The motor is planned to be 48V. This limits our continuous power quite a lot to less than 16kW because of the cabling size (amps) and runs required: 333amps is enormous! Fortunately, we have had a quote from Oceanvolt which gives a general indication of the power we will need for particular speeds:

This graph immediately demonstrates the limitations of electric power for a semi-displacement (and displacement) hull shape: the power required to go fast rapidly goes exponential. While some hydrofoils and specialty boats may be able to go faster than 9-10kn using electric only, most vessels won’t be able to – and certainly not using 48V!

So we are limiting our electric usage to between 4 and 7 knots. A cut down version of the graph is easier to understand:

This shows the amps (at 48V) required for 3,4,5,6 and 7kn. So 5kW of power would draw 100amps from the battery to go about 4.5kn. We think we will be happy with 5kn, as the place where the curve starts getting worse quicker. At 5kn, draw from the battery is about 7.7kW, 160amps.

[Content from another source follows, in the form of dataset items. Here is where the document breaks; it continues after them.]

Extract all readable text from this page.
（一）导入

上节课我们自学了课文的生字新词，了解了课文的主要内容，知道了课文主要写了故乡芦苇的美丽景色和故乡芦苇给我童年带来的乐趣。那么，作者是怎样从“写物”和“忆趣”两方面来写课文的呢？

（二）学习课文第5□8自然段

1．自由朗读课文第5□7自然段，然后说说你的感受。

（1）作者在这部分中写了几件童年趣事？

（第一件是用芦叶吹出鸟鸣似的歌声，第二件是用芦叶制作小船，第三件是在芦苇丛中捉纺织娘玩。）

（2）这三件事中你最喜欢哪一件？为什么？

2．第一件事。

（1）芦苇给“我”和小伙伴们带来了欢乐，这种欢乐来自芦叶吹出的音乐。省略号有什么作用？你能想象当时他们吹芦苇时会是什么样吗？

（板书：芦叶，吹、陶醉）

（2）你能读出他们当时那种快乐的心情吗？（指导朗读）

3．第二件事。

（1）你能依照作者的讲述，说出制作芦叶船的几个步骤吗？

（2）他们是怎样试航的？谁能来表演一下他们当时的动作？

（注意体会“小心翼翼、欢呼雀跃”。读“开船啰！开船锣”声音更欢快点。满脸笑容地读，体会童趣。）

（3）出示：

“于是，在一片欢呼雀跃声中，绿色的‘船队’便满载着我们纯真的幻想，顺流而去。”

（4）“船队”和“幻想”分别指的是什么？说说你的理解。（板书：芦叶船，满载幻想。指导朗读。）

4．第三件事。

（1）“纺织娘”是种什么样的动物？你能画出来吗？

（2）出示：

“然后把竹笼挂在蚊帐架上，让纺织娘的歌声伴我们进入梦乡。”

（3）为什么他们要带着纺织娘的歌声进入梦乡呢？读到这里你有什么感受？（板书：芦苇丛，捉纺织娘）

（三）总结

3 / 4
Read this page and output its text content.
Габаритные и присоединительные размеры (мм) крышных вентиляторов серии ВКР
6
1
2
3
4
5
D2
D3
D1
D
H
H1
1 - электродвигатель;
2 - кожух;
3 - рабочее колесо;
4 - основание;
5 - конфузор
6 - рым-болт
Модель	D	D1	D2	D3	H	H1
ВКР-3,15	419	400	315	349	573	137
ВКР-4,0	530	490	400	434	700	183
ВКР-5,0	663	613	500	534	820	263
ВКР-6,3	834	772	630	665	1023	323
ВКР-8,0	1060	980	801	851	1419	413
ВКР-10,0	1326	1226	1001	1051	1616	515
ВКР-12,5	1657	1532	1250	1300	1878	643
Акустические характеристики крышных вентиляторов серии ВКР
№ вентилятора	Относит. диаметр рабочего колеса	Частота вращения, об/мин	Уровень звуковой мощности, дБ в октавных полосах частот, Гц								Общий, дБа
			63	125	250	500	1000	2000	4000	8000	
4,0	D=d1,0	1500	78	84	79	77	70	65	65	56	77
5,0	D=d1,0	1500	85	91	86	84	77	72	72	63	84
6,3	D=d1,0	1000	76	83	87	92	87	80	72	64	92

The maximum we could imagine, for a short time as it would deplete the battery very quickly, is probably 7kn, or 25kW of power. However, this could be delivered through two motors, one in each hull. So each motor would draw 12.5kW or about 250amps from the battery pack. This wouldn’t be good, or even possible, with a single battery pack at nearly 2C discharge, so a separate second battery pack would be needed. The motor itself could be rated larger, continuously, than 12.5kW as running electric motors at their maximum for long periods of time can effect the cooling and efficiency. Something like a 20kW motor would probably be fine, one in each hull with a second battery pack.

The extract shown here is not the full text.